The entity description is a free-text field in each entity's settings where you write context you want the agent to keep in mind at all times. It's injected into every message you send. It's simply a way to give it persistent, useful context from settings.
Think of the description as a permanent introduction. You don't need to remind the agent you have diabetes every time you ask something health-related, or remind it your business runs in Colombian pesos every time you log an expense. You write it once and the agent always has it on hand.
Examples of personal description:
I live in Mexico City. I'm 32, a freelance designer.
I take metformin 850mg twice a day for type 2 diabetes.
My monthly food budget is $8,000 MXN.
I'm saving for an apartment: my goal is $500,000 MXN by December 2026.
My main income comes from UX design projects.
Examples of business description:
"El Grano" coffee shop in Bogotá. 3 employees.
Main currency: COP. Opened in 2022.
We sell specialty coffee and artisan pastries.
Our main supplier is Café de Colombia S.A.
Hours: Monday to Saturday, 7am to 7pm.
Average monthly revenue: $12,000,000 COP.
The description is per-entity. You can have a detailed personal description and a business one with completely different context.
The combination of these three forms (structured data for precision, semantic memory on demand for continuity, and explicit description for permanent context) is what lets Clatri know you in a way a general chatbot cannot replicate.
A single chat
In ChatGPT, Claude.ai or the Gemini App, you create separate chat sessions: one to ask for help with an email, another to talk about cooking, another about code. Each session is an independent thread with its own context, and if you want to pick up something you said in another conversation, you have to find it yourself.

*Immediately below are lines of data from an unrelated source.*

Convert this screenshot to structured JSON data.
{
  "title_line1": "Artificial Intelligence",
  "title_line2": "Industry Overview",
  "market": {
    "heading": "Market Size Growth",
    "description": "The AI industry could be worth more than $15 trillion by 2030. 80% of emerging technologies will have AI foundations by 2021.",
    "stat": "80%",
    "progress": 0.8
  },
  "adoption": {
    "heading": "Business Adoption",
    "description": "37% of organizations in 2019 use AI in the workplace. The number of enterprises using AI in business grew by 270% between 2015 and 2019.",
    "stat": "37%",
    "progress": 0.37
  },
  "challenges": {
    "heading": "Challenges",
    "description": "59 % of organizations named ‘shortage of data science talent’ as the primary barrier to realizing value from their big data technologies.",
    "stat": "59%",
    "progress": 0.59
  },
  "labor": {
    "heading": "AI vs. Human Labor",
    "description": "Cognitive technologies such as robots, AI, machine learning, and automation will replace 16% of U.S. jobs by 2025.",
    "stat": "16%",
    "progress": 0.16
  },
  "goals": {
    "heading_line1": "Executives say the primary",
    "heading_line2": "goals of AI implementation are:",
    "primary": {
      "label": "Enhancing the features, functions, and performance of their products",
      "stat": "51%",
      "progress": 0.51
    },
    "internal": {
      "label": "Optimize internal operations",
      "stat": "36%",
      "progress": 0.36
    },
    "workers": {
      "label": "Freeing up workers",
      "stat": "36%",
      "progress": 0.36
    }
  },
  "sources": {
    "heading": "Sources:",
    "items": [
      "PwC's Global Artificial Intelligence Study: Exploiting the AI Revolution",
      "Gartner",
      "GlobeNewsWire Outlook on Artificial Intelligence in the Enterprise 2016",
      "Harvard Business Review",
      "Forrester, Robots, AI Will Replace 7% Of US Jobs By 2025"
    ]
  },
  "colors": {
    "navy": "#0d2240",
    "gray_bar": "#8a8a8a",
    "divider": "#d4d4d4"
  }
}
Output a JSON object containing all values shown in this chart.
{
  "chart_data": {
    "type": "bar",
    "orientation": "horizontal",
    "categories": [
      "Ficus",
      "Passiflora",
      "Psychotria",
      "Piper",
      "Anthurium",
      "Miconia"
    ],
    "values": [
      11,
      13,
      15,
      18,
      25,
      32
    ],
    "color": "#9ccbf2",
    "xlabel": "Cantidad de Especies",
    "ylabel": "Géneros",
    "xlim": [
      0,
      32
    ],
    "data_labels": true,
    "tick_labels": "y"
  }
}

Clatri works differently. Since its purpose is to be your agent for everything (finances, health, administration and productivity), it adopts a single continuous chat per entity. There are no sessions to open and close. You talk to it and the agent has your recent messages in mind; when needed, it searches your semantic memory and queries your database. It doesn't need separate sessions because its tools operate on your data: the real context isn't in the conversation, it's in your data.